Su sonrisa se agrandó, sus arrugas se hicieron más patentes a la altura de las ojeras, donde se dibujaban unas bolsas que, lejos de afearla, a mi parecer, le proporcionaban un plus de prestigio a su senectud.

Sus manos seguían trabajando cuidadosamente mi pelo.

Se acomodó un poco mejor en el sillón, dejó su mirada vagar sin rumbo definido y contestó:

—Creo entenderte, en efecto, son pocas las cosas que nos hacen sentir en una comunión perfecta con alguien o con algo. Para ti éste puede ser uno de esos momentos, yo recuerdo otros que los considero hitos en el transcurso de mi vida.

Me miró con dulzura y prosiguió:

—Uno de ellos fue verte la cara cuando naciste. Aún podría definir claramente cada uno de tus rasgos, tu color, tu olor, sobre todo tu olor, esa capacidad ancestral de pertenencia que nos proporciona la existencia. Creo que habría podido reconocerte sin verte, entre una multitud de bebés, sólo por el olor.

Cerré los ojos y traté de revivir mi propia experiencia. Es curioso, recuerdo el nacimiento de mi hijo como una etapa en tres fases.

La primera, la del parto, la recuerdo con ansiedad, sabía que era un niño bastante grande. Fue un parto natural, pero le costó nacer, quedé exhausta.

La segunda, cuando lo vi por primera vez, hinchado y con la cabeza un tanto deforme (hubo necesidad de usar fórceps).
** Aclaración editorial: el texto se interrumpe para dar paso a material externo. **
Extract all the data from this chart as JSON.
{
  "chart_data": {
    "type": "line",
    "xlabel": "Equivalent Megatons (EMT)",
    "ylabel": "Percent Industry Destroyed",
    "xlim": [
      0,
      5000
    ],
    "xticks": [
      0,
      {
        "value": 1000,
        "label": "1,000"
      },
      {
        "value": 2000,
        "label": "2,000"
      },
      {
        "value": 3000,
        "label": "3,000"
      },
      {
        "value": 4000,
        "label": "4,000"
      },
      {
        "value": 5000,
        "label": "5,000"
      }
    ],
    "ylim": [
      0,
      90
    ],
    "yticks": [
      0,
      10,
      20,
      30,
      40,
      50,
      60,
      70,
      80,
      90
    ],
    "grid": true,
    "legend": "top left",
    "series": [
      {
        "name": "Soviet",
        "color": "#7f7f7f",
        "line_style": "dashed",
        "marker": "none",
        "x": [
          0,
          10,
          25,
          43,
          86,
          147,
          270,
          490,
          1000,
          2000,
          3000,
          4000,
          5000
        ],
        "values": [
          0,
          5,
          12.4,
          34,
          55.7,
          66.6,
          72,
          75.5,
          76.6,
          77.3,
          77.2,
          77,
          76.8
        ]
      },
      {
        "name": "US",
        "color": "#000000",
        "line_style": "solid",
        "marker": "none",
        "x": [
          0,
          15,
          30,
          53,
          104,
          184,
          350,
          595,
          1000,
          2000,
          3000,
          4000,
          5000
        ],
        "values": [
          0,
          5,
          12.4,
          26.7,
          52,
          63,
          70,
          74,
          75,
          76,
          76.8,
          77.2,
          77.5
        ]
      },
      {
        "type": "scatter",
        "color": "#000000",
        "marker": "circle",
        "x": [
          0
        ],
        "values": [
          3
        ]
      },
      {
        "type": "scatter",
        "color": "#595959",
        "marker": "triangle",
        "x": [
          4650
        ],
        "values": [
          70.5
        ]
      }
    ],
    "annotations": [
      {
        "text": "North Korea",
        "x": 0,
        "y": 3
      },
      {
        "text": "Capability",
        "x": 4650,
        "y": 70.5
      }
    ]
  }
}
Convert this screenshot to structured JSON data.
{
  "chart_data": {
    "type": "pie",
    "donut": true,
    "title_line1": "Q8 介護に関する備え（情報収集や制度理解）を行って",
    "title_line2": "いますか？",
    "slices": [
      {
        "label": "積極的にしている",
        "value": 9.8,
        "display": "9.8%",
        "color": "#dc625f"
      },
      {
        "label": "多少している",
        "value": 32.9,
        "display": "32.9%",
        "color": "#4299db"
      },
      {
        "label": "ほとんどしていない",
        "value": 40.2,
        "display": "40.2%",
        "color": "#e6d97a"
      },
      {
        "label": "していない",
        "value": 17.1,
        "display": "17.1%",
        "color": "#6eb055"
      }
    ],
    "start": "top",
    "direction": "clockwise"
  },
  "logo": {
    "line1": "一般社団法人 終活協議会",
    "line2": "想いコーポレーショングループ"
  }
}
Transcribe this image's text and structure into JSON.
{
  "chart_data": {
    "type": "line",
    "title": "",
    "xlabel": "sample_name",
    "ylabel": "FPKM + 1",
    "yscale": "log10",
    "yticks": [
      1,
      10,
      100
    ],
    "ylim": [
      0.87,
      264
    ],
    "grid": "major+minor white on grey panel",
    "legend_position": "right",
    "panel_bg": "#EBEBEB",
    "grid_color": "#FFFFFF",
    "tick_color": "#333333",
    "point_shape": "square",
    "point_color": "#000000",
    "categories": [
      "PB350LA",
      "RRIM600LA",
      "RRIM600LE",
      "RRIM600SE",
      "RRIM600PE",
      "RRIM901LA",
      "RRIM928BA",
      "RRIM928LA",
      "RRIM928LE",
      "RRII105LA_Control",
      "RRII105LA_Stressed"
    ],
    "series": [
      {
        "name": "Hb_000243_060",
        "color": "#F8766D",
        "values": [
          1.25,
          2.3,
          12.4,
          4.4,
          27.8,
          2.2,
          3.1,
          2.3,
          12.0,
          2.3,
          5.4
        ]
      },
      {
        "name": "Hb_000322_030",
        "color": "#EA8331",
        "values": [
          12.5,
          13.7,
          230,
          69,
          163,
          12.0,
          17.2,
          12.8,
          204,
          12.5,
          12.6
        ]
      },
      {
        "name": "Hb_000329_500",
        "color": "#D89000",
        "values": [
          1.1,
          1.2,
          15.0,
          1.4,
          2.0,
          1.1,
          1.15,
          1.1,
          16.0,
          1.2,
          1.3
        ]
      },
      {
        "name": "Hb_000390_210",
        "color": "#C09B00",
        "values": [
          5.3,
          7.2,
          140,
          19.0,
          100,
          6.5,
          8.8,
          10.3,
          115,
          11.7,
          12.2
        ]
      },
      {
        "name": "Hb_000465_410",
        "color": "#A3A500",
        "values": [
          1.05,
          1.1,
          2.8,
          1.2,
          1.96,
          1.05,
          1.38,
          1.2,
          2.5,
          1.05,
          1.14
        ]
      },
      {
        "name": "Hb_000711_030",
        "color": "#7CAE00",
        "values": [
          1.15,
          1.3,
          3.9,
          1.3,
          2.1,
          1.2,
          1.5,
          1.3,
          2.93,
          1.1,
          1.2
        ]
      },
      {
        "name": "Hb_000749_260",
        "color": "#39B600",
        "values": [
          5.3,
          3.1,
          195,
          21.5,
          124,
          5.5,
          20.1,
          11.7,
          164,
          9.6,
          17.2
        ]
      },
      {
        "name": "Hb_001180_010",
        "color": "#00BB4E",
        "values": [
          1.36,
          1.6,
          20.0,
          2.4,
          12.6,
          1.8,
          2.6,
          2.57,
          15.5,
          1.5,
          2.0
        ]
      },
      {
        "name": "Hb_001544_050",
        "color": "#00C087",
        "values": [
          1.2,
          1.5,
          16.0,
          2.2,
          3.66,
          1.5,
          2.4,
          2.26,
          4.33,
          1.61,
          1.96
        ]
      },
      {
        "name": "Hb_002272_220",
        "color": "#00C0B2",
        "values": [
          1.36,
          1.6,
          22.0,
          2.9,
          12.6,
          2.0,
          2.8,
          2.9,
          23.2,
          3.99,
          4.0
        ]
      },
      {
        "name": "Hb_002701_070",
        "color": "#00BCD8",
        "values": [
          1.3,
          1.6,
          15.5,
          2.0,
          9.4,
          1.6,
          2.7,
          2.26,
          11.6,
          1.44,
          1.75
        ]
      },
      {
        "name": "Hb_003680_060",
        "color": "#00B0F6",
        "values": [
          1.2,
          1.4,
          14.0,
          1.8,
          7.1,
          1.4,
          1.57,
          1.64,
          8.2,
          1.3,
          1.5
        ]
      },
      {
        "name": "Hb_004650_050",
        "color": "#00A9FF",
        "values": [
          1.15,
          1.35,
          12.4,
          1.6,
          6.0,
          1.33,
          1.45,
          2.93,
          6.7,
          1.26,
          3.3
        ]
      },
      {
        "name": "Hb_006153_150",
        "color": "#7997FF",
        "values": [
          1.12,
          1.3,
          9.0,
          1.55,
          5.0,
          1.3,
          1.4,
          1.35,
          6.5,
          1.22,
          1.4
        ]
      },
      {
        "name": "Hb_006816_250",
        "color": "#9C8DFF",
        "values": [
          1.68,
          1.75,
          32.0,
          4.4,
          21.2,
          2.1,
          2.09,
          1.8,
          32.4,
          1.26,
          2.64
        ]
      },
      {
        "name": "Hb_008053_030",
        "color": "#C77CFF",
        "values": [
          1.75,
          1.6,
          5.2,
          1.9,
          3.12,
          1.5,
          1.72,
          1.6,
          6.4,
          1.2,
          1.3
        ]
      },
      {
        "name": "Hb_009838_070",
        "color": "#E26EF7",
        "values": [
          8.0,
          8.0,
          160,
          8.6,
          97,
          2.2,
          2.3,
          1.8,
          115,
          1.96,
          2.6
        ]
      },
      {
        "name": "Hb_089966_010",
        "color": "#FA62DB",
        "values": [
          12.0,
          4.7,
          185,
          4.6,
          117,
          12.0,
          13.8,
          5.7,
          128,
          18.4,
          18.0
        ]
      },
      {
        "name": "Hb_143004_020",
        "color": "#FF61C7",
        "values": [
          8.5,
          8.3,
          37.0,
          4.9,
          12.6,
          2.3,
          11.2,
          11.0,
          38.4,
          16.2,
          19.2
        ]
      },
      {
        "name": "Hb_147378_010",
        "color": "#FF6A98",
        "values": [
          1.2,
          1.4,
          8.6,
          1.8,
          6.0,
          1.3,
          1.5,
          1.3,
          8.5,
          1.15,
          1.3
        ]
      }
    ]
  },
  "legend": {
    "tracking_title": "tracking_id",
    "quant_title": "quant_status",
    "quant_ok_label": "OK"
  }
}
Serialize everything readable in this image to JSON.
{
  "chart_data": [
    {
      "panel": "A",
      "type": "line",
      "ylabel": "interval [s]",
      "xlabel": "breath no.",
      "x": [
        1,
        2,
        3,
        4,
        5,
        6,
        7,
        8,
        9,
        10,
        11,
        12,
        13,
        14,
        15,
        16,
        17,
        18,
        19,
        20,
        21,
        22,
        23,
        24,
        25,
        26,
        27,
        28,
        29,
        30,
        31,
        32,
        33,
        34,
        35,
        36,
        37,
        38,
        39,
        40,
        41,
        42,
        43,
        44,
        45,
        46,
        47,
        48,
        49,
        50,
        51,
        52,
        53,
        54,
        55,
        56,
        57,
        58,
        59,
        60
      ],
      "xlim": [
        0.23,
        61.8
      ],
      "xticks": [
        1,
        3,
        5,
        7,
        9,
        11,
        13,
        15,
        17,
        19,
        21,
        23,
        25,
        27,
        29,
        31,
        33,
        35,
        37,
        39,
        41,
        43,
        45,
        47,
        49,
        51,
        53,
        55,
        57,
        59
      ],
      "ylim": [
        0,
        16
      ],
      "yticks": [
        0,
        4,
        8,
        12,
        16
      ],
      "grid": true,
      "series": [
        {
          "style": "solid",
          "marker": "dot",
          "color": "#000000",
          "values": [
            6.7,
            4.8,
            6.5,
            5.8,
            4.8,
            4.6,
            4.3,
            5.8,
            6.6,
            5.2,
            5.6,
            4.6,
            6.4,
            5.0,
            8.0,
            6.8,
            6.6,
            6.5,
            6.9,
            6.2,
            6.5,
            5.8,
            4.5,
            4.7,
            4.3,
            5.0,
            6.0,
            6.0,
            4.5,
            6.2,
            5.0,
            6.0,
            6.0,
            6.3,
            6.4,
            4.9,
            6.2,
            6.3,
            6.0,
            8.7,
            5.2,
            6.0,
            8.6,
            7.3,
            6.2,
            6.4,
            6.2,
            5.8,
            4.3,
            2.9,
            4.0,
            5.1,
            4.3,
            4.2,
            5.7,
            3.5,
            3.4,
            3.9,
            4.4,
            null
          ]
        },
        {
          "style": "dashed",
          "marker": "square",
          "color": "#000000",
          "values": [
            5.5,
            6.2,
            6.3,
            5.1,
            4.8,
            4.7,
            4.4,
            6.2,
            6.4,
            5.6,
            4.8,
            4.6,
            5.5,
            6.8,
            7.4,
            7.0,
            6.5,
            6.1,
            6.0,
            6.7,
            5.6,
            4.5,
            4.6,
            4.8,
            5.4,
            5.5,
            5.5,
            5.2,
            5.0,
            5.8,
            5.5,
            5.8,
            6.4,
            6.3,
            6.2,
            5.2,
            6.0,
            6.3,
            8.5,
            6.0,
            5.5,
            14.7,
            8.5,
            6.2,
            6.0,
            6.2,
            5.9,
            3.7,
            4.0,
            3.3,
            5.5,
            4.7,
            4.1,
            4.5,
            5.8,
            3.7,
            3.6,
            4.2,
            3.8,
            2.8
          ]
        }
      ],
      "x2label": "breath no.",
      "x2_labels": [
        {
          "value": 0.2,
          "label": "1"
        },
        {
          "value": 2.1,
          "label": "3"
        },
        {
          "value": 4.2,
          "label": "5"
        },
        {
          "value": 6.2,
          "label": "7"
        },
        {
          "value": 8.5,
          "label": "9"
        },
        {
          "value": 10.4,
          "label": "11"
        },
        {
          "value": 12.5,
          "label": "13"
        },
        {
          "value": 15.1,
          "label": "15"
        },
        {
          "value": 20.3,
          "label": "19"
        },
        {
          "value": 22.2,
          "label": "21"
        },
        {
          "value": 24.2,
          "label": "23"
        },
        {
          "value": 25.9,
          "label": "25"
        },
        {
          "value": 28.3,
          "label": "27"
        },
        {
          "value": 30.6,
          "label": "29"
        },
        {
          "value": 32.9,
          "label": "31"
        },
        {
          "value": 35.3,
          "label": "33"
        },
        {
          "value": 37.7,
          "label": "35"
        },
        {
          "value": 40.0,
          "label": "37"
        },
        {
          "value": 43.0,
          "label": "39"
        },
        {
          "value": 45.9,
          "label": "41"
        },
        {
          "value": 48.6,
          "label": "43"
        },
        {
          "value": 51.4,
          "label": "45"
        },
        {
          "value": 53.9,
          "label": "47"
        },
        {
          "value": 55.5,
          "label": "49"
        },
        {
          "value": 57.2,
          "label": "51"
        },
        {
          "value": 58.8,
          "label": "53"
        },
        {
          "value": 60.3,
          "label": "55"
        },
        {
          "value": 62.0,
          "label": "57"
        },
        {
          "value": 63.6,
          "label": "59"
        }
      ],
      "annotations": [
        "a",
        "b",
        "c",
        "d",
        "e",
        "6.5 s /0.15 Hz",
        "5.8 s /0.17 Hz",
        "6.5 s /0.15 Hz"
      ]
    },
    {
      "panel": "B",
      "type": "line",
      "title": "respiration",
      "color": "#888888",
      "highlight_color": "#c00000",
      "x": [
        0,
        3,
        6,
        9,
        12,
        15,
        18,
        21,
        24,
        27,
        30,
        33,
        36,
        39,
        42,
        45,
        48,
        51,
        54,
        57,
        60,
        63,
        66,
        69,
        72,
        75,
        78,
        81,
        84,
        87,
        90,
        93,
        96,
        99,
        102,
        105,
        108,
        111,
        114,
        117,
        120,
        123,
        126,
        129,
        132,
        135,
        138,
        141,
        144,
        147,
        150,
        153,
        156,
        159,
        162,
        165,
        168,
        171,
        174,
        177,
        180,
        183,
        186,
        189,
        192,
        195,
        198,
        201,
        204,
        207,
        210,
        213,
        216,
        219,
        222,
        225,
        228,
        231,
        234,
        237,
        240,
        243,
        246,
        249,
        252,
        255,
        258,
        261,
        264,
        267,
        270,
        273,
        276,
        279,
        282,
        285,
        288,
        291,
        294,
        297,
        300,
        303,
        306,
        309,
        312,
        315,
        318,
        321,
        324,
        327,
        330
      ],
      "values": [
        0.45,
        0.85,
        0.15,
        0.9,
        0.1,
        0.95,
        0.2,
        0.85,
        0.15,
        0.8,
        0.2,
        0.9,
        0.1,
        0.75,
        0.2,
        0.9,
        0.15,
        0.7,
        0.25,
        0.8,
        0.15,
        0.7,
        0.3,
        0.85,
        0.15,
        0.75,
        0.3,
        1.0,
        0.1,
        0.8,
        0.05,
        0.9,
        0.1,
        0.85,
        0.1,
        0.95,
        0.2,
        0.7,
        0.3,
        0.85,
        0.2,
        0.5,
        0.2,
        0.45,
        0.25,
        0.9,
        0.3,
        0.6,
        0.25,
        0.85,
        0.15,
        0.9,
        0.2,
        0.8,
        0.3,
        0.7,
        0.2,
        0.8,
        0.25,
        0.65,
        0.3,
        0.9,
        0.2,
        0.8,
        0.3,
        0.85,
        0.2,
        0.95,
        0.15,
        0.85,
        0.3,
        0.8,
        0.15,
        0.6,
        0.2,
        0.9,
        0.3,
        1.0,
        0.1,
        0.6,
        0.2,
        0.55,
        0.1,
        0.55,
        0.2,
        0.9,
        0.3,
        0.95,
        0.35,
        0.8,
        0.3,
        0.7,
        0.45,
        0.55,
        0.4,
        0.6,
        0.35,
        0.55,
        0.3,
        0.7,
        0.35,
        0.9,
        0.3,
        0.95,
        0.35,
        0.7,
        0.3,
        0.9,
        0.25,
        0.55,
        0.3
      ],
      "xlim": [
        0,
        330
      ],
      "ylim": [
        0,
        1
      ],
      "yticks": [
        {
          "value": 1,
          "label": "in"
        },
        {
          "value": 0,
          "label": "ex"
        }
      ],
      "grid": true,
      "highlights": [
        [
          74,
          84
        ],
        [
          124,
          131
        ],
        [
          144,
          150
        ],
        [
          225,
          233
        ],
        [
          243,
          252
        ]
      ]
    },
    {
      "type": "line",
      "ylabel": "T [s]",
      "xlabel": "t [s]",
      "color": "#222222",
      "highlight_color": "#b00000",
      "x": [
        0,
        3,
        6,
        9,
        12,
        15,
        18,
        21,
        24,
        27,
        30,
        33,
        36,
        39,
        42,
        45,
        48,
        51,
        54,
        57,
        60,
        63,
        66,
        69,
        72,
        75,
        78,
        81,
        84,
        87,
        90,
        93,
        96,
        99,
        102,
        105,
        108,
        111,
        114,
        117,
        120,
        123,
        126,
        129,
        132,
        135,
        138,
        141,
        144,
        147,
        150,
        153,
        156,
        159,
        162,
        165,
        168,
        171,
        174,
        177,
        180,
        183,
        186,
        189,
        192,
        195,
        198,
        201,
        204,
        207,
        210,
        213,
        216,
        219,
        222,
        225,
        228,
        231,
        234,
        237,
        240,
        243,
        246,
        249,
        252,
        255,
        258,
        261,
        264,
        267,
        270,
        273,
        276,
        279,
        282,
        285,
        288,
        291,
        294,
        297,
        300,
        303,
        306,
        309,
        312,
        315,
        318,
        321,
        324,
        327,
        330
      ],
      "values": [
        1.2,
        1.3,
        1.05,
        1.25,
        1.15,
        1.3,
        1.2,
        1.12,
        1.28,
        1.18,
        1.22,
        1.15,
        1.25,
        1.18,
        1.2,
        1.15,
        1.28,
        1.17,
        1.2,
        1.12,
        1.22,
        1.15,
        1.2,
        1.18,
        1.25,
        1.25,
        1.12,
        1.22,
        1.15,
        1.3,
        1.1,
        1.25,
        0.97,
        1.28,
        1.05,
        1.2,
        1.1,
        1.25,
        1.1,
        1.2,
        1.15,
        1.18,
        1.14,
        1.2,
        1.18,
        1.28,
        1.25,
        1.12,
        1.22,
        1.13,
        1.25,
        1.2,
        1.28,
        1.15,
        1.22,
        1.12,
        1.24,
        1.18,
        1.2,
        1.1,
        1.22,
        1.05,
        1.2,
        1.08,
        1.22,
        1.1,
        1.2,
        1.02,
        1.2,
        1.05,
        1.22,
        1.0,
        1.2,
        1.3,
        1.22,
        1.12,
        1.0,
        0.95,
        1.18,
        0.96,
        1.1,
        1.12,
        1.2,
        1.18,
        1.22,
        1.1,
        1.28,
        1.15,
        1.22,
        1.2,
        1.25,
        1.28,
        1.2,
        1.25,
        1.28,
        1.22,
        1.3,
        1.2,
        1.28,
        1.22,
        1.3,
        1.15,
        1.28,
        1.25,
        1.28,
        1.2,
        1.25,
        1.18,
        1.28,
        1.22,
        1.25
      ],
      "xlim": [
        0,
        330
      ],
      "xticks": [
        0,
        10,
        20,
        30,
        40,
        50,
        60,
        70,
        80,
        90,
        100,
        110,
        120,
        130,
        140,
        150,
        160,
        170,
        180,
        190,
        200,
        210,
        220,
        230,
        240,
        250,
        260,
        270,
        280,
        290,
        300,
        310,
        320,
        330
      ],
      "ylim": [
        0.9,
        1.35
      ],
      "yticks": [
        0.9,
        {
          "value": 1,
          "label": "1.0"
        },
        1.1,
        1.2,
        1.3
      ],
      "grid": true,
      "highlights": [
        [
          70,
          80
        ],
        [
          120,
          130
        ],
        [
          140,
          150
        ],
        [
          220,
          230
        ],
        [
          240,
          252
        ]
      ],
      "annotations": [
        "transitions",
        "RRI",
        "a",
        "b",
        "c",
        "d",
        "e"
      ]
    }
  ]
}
La tercera, a los pocos días de nacer, cuando la situación se normalizó y se convirtió en el niño más precioso que se haya visto jamás.

Sus rasgos podría definirlos sólo a partir de ese momento.

Abrí los ojos y los achiné por efecto de la luminosidad que se había adueñado de la mañana.

Volví a cerrarlos.

No pensaba moverme lo más mínimo, quieta, en plan estatua yacente, seguiría así por tiempo indefinido, ya podía caer sobre mí el cosmos al completo.

Casi adormecida, oí que mi madre hablaba y decía como tantas otras veces:

—Hija, ¡es que no tienes hartura!

Involuntariamente las comisuras de mis labios ascendieron hacia mis mejillas y dibujaron una perezosa sonrisa.

¡Era todo tan perfecto!

Ha pasado mucho tiempo, las sucesivas estaciones del año han ido dando paso al discurrir del mismo.

Hoy me encuentro en el mismo lugar del jardín, en la misma postura y acariciando recuerdos.

Noto un peso casi etéreo sobre mí, y vislumbro una melena oscura, sedosa y ondulante sobre mis piernas. Es entonces cuando escucho una voz acaramelada y zalamera que me dice:

—Abuela, ¿me das un masajito en la cabeza?